I think that not only the number of cores is the question or if you turn off CoreXL. We also have to consider the load with VPN and https.

I see a better performance for a connection at https in recent years, as more secure chipers are used AES and thus support AES-NI. However, the number of https pages is increasing.
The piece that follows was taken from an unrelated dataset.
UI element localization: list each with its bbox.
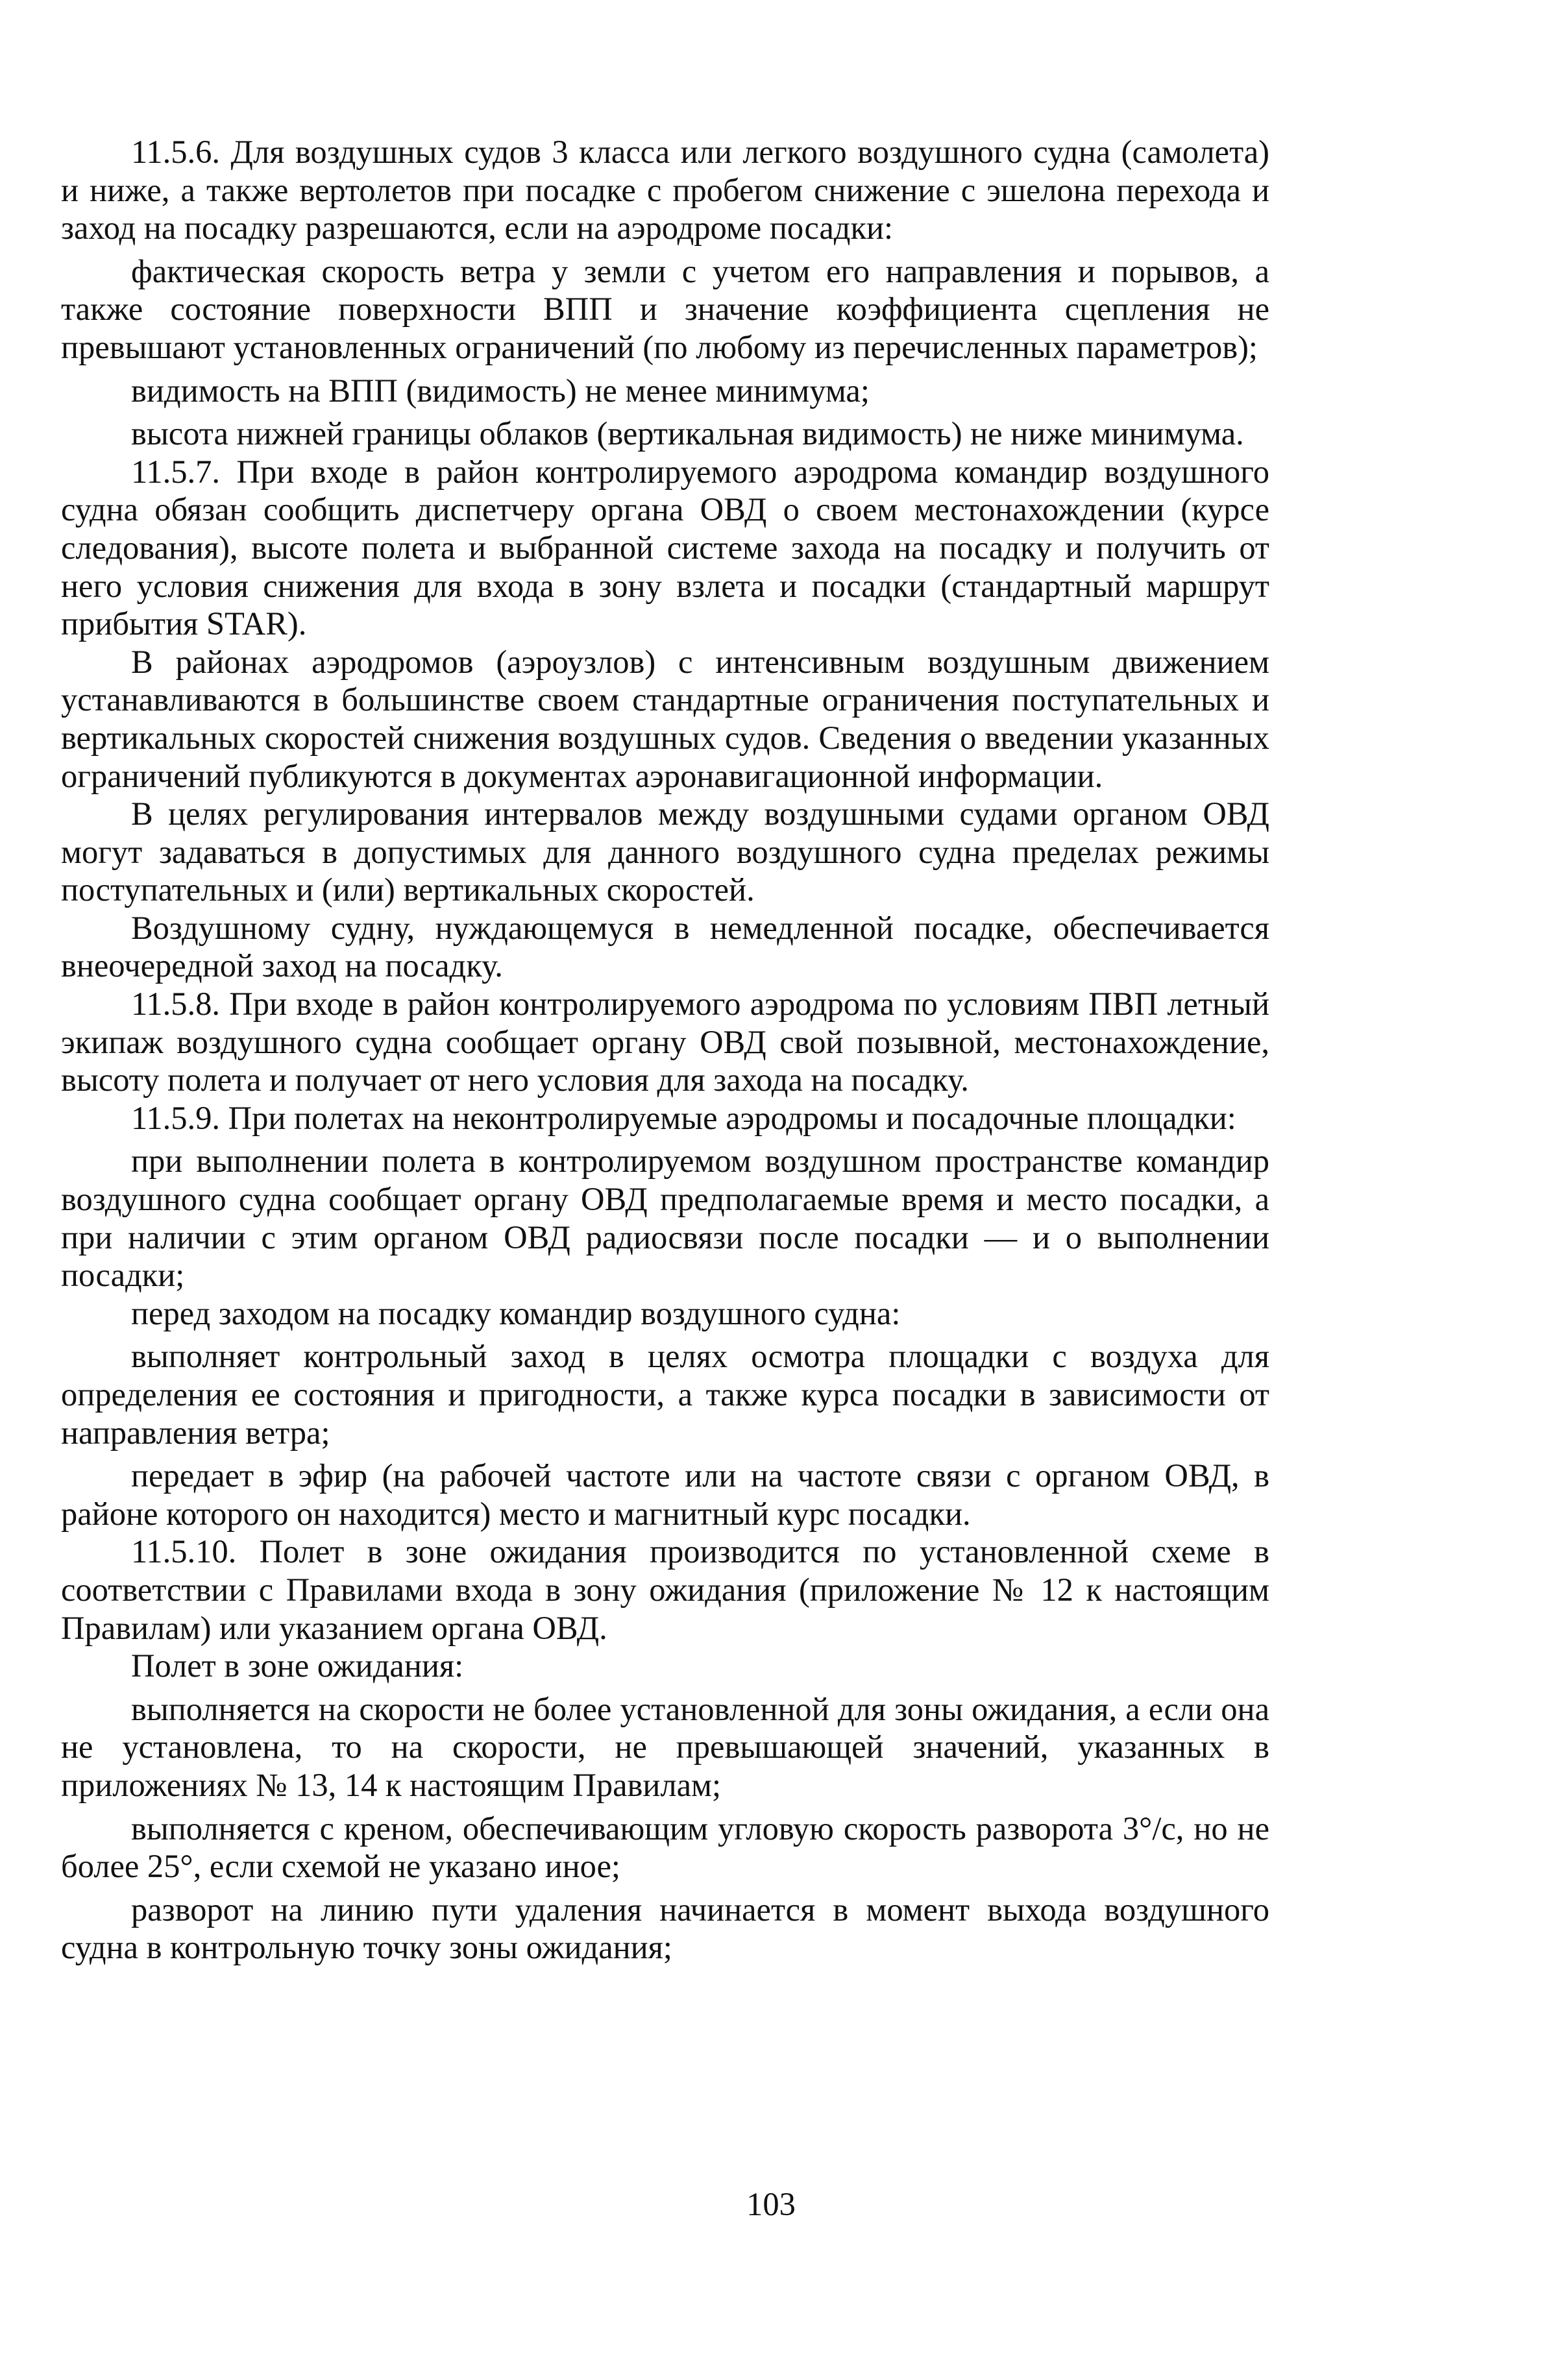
paragraph-controlled-airspace: при выполнении полета в контролируемом воздушном пространстве командир воздушного судна сообщает органу ОВД предполагаемые время и место посадки, а при наличии с этим органом ОВД радиосвязи после посадки — и о выполнении посадки; [61, 1143, 1269, 1294]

This gives much more connections and the performance goes back to the basement:-(

So I wouldn't use https Inspection on smaller appliances.

On the subject of CoreXL on or off, you should always test what is better with 2 cores.

> The thing is, CP still lists the performance of the 5100 to 5400 as superior to the 4 core 3000 series appliances.

> If Tim's hypothesis and my supposition are correct, that shall not be the case.

All cores are not created equal.  The processor used by the 3200 is a low-wattage 1x Intel Atom C2558 (Quad-core) which has a total CPU mark score of 2169.  The 5200 uses a Dual-core Celeron G1820 (CPUMark score 2758) and the 5400 uses a Dual-core Pentium G3420 (CPUMark score 3405).  So it is not just the number of cores, but the performance of each individual core that matters.  This is why the 5200 and 5400 have a SPU rating that is higher than the 3200 model. 

So the whole 2-core vs. 4-core argument is essentially moot in this case as we are comparing apples to oranges.  Yes the 3100/3200s support AES-NI but their individual cores are far slower than the 5200/5400 even though there are more of them.  So the improvement gained by having AES-NI on the 3100/3200 (and not on the 5200/5400) is going to be extremely variable depending on the cipher suites used, just as Heiko observed.

--
Second Edition of my "Max Power" Firewall Book
Now Available at http://www.maxpowerfirewalls.com

Let's forget about HTTPS inspection and AES-NI for a moment and see it strictly from the point of view of CoreXL behavior on these units pre and post R80.20.

That is if there is someone who has upgraded already and has data to share.